Electric Field at axis of Cylinder!

Consider a Disc of radius $R$ of thickness $dr$ at a distance $r$ from the center $O$ of the cylinder.

Charge on the disc,

$dq = \frac{Q}{\pi R^2 L} (\pi R^2 dr) = \frac{Q}{L} dr$

Electric field due to disc along it's axis

$E_x = \frac{\sigma}{2 \epsilon_0} [1- \frac{x}{\sqrt{x^2 + R^2}}]$

Do the necessary Integration and get the answer!

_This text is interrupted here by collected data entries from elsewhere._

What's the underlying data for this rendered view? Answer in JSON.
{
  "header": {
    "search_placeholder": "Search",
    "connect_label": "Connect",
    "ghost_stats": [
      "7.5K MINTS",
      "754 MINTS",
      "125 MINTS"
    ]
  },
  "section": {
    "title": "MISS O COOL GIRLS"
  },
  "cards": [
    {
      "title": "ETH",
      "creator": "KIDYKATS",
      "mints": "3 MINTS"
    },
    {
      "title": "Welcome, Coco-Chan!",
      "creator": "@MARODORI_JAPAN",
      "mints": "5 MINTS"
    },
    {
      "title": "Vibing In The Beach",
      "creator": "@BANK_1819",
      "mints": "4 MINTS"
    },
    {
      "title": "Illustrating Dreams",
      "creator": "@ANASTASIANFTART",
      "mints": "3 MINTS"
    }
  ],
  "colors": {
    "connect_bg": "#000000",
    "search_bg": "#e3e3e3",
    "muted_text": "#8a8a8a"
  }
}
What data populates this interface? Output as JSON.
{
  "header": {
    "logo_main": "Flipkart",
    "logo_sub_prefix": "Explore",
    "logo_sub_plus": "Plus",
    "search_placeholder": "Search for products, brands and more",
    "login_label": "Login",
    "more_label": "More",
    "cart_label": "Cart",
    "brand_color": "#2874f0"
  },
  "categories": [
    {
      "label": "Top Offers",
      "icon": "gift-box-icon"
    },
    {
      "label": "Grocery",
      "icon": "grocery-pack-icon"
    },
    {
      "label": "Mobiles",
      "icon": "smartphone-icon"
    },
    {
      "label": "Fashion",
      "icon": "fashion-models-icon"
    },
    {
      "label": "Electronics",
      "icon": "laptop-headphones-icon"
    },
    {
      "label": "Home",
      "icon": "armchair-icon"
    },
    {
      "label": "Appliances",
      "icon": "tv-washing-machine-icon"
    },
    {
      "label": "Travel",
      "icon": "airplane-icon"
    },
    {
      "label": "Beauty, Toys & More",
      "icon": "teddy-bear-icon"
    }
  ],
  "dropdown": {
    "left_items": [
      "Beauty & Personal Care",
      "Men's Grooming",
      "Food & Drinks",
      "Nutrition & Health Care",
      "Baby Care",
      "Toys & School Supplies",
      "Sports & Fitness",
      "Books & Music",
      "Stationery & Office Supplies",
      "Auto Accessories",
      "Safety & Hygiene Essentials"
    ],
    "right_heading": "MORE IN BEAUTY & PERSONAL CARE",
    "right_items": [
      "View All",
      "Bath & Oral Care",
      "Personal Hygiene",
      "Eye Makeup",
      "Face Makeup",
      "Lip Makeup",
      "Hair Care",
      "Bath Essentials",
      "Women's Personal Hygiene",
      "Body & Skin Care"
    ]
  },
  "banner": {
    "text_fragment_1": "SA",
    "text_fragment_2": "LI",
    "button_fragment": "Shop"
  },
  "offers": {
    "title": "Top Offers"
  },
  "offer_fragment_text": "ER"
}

Final answer $\large \Rightarrow E = \frac{Q}{2 \pi R^2 L \epsilon_0}[ L+(\frac{L^2}{4} +R^2)^{0.5} - (\frac{9L^2}{4} +R^2)^{0.5} ]$

We begin by considering the integral across all infinitesimal contributions to the overall electric field:

$E \ = \ \displaystyle\int \ dE \ = \ \displaystyle\int \frac{k dq}{\ell^2} \ = \ \displaystyle\int \frac{k \cos \theta dq}{z^2 \ + \ r^2}$

Where $\theta$ is the angle that the radius extending from point $P$ to some point in the cylinder makes with the horizontal, since the vertical components of force cancel each other out. We also know that $dV \ = \ r dr d\theta dx$ and $\frac{dq}{dV} \ = \ \frac{Q}{\pi R^2 L}$ . This means that we will have:

$E \ = \ \frac{kQ}{\pi R^2 L} \displaystyle\int \displaystyle\int \displaystyle\int \frac{\cos \theta r}{z^2 \ + \ r^2} dr d\theta dz$

Since $\cos \theta \ = \ \frac{z}{\ell}$ , we have:

$E \ = \ \frac{kQ}{\pi R^2 L} \displaystyle\int \displaystyle\int \displaystyle\int \frac{z r}{(z^2 \ + \ r^2)^{3/2}} dr d\theta dz \ \Rightarrow \ E(P) \ = \ \frac{2 kQ}{ R^2 L} \displaystyle\int_{L/2}^{3L/2} \displaystyle\int_{0}^{R} \frac{z r}{(z^2 \ + \ r^2)^{3/2}} dr dz$

Performing the u-substitution of $u \ = \ r^2$ and $\frac{du}{2} \ = \ r dr$ , we get:

$E(P) \ = \ \frac{kQ}{ R^2 L} \displaystyle\int_{L/2}^{3L/2} \displaystyle\int_{0}^{R^2} \frac{z }{(z^2 \ + \ u)^{3/2}} du dz \ = \ \frac{-2kQ}{ R^2 L} \displaystyle\int_{L/2}^{3L/2} \Big[ z \frac{1}{\sqrt{z^2 \ + \ u}} \Big] \biggr\rvert_{0}^{R^2} dz \ = \ \frac{2kQ}{ R^2 L} \displaystyle\int_{L/2}^{3L/2} \Big[ 1 \ - \ z \frac{1}{\sqrt{z^2 \ + \ R^2}} \Big] dz$

Now, we perform another u-substitution, with $u \ = \ z^2$ and $\frac{du}{2} \ = \ z dz$ , getting:

$E(P) \ = \ \frac{2 kQ}{ R^2 L} \Big[ L \ - \ \frac{1}{2} \displaystyle\int_{L^2 / 4}^{9L^2 / 4} \frac{1}{\sqrt{u \ + \ R^2}} \Big] du \ = \ \frac{2 kQ}{ R^2 L} \Big[ L \ - \ \sqrt{\frac{L^2}{4} \ + \ R^2} \ + \ \sqrt{\frac{9L^2}{4} \ + \ R^2} \Big] \ = \ \frac{Q}{2 \pi R^2 L \epsilon_0} \Big[ L \ - \ \sqrt{\frac{L^2}{4} \ + \ R^2} \ + \ \sqrt{\frac{9L^2}{4} \ + \ R^2} \Big]$

Which leaves us with:

$2 \ + \ 2 \ + \ 2 \ + \ 4 \ + \ 2 \ + \ \frac{1}{2} \ + \ 9 \ + \ 2 \ + \ 4 \ + \ 2 \ + \ \frac{1}{2} \ = \ 30$